Tabi sosyal medyada çokça laf ediliyor. Halkın ağzına kilit vurmak yanlıştır ama özellikle siyasiler konuşmalarını çok seçerek yapmalıdırlar. Dersini çalışmadan ya da ucunun nereye dokunacağını bilemeden sarf edilen sözler, kendileri açısından pek şık olmuyor.
Örnek olması bakımından; İYİ Parti Genel Başkanı Meral Akşener’in, deprem sonrası 09/02/2023 günü, gerçekleştirdiği Kahramanmaraş ziyaretinde söylediği sözleri anımsayabiliriz. Akşener konuşmasının bir pasajında şöyle demişti: “Bugün geldim gördüm ki pek çok aksaklık var. Bir tanesi Sivil Savunma Kanunu vardı, 2009'da kaldırdılar. Yerine AFAD kuruldu, AFAD önemli bir kurumumuz ama çalışan insan sayısı sınırlı. Dolayısıyla Sivil Savunma Kurumu en az 30 bin kişinin eğitildiği, 15-65 yaş arasında vatandaşın eğitildiği insanlardır. Bu kalktı, sadece devlet memurunun olduğu ve sayısının yetersiz olduğu bir yeni kurum ortaya çıktı.”
Belki ayaküstü yapılan bir açıklama ama geçmişte İçişleri Bakanlığı yapan biri için oldukça acemice olduğunu söyleyebiliriz. Neden mi?
Çünkü:
Akşener’in 2009’da kaldırıldığını beyan ettiği 7126 sayılı Sivil Savunma Kanunu kaldırılmadı, hala yürürlükte. Sürçü lisan ettiğini düşünüp; “Kurumu” diyeceğine “Kanunu” dediğini farz edersek bile, Sivil Savunma Kurumu da kaldırılmadı. Yeni kurulan AFAD’ın içerisinde bir şube olarak işlevine devam ediyor.
Meral Akşener, 1999 depremi bize bazı şeyler öğretti diyor ya. Gerçekten de bu deprem, 7126 sayılı Kanun ile bu işlerin yürümeyeceğini öğretti bizlere. Çünkü söz konusu kanun, 1958 yılında kabul edilmiş. Kanunun birinci maddesi, Sivil Savunmanın tanımını yaparken, daha çok askeri bir jargon kullanıyor. Birinci ve İkinci Dünya Harplerinden sonra bu şekilde bir jargonun kullanılması normal sayılabilir.

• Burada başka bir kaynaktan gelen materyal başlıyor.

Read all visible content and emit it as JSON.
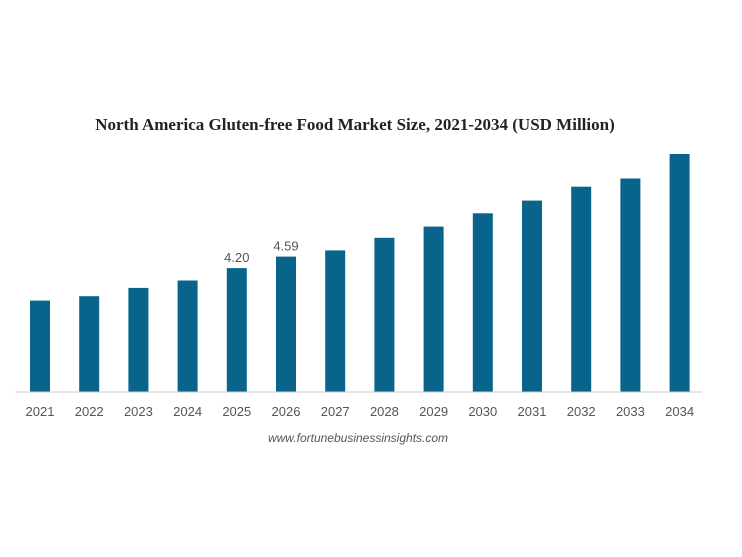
{
  "chart_data": {
    "type": "bar",
    "title": "North America Gluten-free Food Market Size, 2021-2034 (USD Million)",
    "categories": [
      "2021",
      "2022",
      "2023",
      "2024",
      "2025",
      "2026",
      "2027",
      "2028",
      "2029",
      "2030",
      "2031",
      "2032",
      "2033",
      "2034"
    ],
    "values": [
      3.1,
      3.25,
      3.53,
      3.78,
      4.2,
      4.59,
      4.8,
      5.23,
      5.61,
      6.06,
      6.49,
      6.96,
      7.24,
      8.07
    ],
    "data_labels": [
      "",
      "",
      "",
      "",
      "4.20",
      "4.59",
      "",
      "",
      "",
      "",
      "",
      "",
      "",
      ""
    ],
    "ylim": [
      0,
      8.07
    ],
    "grid": false,
    "legend": "none",
    "bar_color": "#08648a",
    "axis_color": "#cccccc"
  },
  "source_text": "www.fortunebusinessinsights.com"
}
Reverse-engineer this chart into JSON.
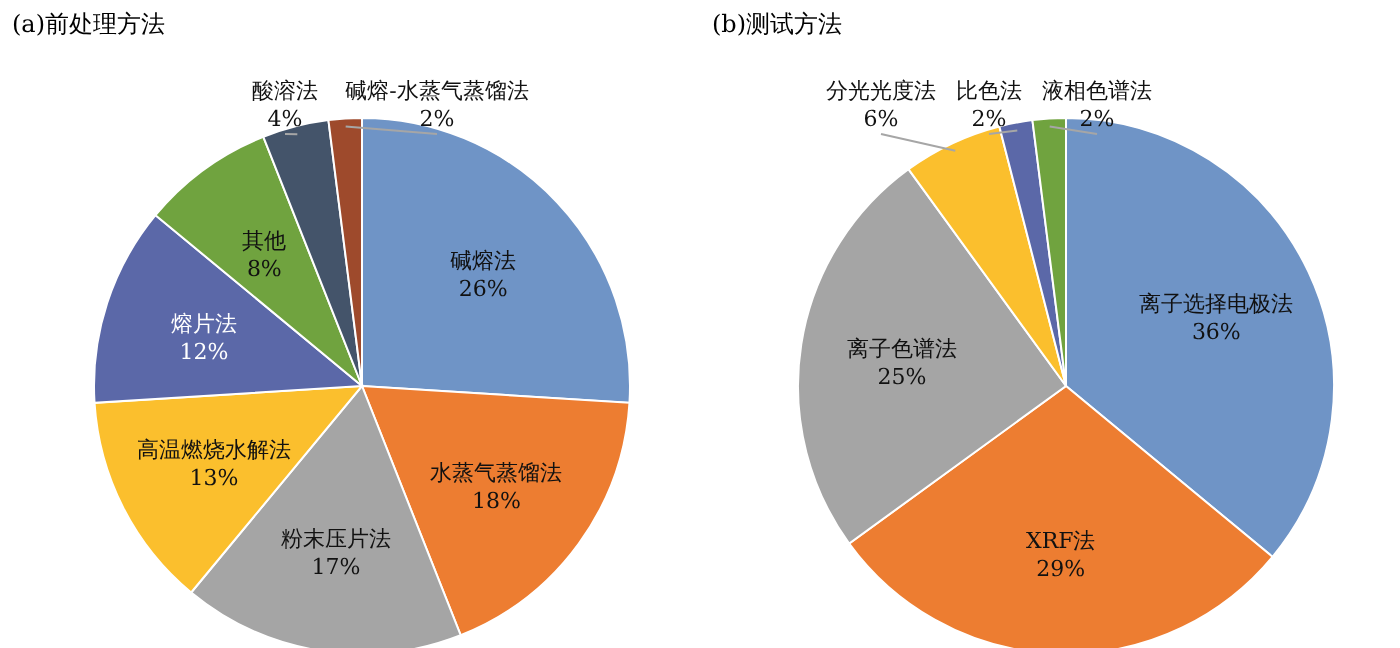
{
  "chart_data": [
    {
      "type": "pie",
      "title": "(a)前处理方法",
      "categories": [
        "碱熔法",
        "水蒸气蒸馏法",
        "粉末压片法",
        "高温燃烧水解法",
        "熔片法",
        "其他",
        "酸溶法",
        "碱熔-水蒸气蒸馏法"
      ],
      "values": [
        26,
        18,
        17,
        13,
        12,
        8,
        4,
        2
      ],
      "value_labels": [
        "26%",
        "18%",
        "17%",
        "13%",
        "12%",
        "8%",
        "4%",
        "2%"
      ],
      "colors": [
        "#6f94c6",
        "#ed7d31",
        "#a5a5a5",
        "#fbbf2d",
        "#5b68a8",
        "#70a33f",
        "#44546a",
        "#9e4a2c"
      ]
    },
    {
      "type": "pie",
      "title": "(b)测试方法",
      "categories": [
        "离子选择电极法",
        "XRF法",
        "离子色谱法",
        "分光光度法",
        "比色法",
        "液相色谱法"
      ],
      "values": [
        36,
        29,
        25,
        6,
        2,
        2
      ],
      "value_labels": [
        "36%",
        "29%",
        "25%",
        "6%",
        "2%",
        "2%"
      ],
      "colors": [
        "#6f94c6",
        "#ed7d31",
        "#a5a5a5",
        "#fbbf2d",
        "#5b68a8",
        "#70a33f"
      ]
    }
  ]
}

Ancak 1999 depreminde yurtdışından Türkiye’ye yardıma gelen ekiplerden, bizlerin de böyle “Arama ve Kurtarma” ekibi kurmamız gerektiğini anladık. Çünkü yapılacak iş tamamen teknik ve Akşener’in belirttiği 15-65 yaş aralığındaki, basit bir iki eğitime katılan vatandaşların yapacağı iş değildir.
Zaten deprem olan yerde, arama ve kurtarma ile mükellef tutulan vatandaşların hepsi depremzede olmuş olacaklardır. Diyelim ki başka bir ilden gelecek olan sivil vatandaşlar, iş makinalarını kullanamadıktan sonra ne yapabilirler?
Mesela; Osmanlı’da Tımarlı askerler belirli bir ihtiyacı karşılayıp, bir zamanlar sistemsel olarak fayda sağlamışlardı. Ancak makinalı silahların artması ile artık etrafı dikenli teller ile çevrili, eğitimini teorik ve pratik alan askeri birliklerin varlığını elzem hale getirdi.
Kısacası yüksek katlı binaların çokça aratmasından mütevellit, olası bir depremde enkazdan canlı kurtarmaya çalışmak oldukça teknik bir iştir ve vatandaştan seçilen sivil savunma mükellefleri ile olabilecek bir iş değildir. Nitekim belirtilen iş ve işlemler AFAD’ın içerisinde bir şube olarak görevine devam etmektedir.
1958’deki kafa ile 2023’ü idare etmeye çalışmanın adı “Eski Türkiye”dir.